Out of the Ashes really is a marvelous book, and Anthony Esolen is a baller.
He tackles the same problem that Rod Dreher is addressing in The Benedict Option—which is the apostasy and resultant deterioration of a formerly Christian culture—but he does it with a lot more verve. In fact, any more verve and it would be two steps away from sass.
The subtitle is “Rebuilding American Culture,” and his prescriptions are more radical than Dreher’s (although generally not inconsistent with them). They have much more of a feel of “reloading” than “retreating.” Esolen wants to regroup and counterattack. There is no surrender here, and no wisps of the spirit of surrender.
He has chapters on recovering the school, recovering higher education, recovering masculinity, recovering femininity, recovering vocation and work, recovering play, and much more. He has the eye of an educated and exuberant aesthete, to be distinguished from the eye of an over-educated snob.
He writes as a convinced and practicing Roman Catholic, but obviously has a great deal of respect for those Protestants who actually believe things—which is to be distinguished from those watery Protestants who . . . well, who don’t. To the extent that the Catholic/Protestant divide comes up in this book, it is best summed up in my embarrassment that more Reformed thinkers don’t think as reformationally as Esolen does.
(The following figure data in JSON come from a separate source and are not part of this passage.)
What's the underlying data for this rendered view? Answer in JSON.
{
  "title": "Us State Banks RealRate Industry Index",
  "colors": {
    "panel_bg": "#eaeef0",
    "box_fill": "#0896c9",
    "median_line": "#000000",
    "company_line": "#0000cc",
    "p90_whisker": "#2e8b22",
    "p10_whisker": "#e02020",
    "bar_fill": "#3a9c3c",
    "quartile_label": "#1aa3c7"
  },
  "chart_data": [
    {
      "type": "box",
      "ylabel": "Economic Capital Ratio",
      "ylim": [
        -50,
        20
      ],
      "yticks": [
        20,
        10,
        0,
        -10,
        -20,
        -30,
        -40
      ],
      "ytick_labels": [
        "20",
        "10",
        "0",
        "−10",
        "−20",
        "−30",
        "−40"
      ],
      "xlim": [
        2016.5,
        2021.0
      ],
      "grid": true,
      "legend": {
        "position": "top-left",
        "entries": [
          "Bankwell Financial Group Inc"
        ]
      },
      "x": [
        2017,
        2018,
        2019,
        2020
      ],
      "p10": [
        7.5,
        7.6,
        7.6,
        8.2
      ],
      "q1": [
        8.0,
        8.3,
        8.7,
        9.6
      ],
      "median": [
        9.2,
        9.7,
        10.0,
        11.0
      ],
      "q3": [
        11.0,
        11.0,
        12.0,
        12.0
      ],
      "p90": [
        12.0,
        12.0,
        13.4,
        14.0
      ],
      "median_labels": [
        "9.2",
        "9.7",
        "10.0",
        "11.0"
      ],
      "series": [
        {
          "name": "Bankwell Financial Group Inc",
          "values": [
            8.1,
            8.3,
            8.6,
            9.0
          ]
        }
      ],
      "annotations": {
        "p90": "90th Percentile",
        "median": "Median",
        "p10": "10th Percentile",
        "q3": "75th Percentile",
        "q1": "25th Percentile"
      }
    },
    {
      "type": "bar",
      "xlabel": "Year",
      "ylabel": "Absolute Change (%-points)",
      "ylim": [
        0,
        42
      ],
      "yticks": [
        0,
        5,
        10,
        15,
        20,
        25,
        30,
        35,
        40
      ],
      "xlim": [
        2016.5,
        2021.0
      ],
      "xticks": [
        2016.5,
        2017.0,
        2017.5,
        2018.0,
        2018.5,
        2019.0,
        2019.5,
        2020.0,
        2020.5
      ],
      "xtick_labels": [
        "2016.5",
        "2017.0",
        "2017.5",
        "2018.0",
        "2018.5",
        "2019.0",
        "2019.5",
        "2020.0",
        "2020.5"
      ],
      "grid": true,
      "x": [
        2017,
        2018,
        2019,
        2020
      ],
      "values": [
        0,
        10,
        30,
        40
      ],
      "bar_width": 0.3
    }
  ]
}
Things have come to a pretty pass when a Roman Catholic writer is running Kuyperian circles around the Two Kingdoms of Escondido.
I said he is a baller. Take his discussion of the excuses that liberal Christians used to make for the early forms of the sexual revolution. Here you go:
“Liberal Christians in 1966 could proffer the poor excuse that the experiment was untried, that they did not know any better, that Jesus did not really condemn sins of the flesh, and that the times they were a-changing. Christians fifty years later do not have event that excuse. The experiment has been an unmitigated disaster. Those fences? They levees, not fences. The churches took down those levees and erected signs in their place, reading, ‘Now, above all, be nice.’ The rain has come, the river has risen, it has broken down the few untended levees remaining and buried the pretty little signs under hundreds of feet of mud, and water that once did productive work for mankind now spreads like a vast malarial marsh over what used to be fields and farms and villages, simmering and breeding vermin in the sun. Christians must repudiate the whole sexual revolution. All of it. No keepsakes, no exceptions. Remember Lot’s wife” (pp. 92-93).
This really is a book to read. Every page is convicting. Every page is bracing. Every page is encouraging. Get it. Read it. You won’t be sorry.
I’m hoping more of your future reviews will go into this kind of detail. Thanks for this one.
Okay, now I’m goan buy one.
Woot. That’s what I’m talking ’bout right there. Great review.
I had to look up ‘baller’:
http://onlineslangdictionary.com/meaning-definition-of/baller
I had no idea. And to think I would have assumed it meant something rude.
It’s seems more than a trend —
Lots & lots & lots of Roman Catholics doing similar & good work these days.
Ken Myers’ Mars Hill Audio journal features gazillions.
Why is that?
Doesn’t mean they’re not still using that excuse today, though. Look at their clergy.
I find catholicism hard to stomach, especially the pathetic individual at its head. However, Esolen is a fine writer and extremely thought provoking. He informs while Dreher chatters.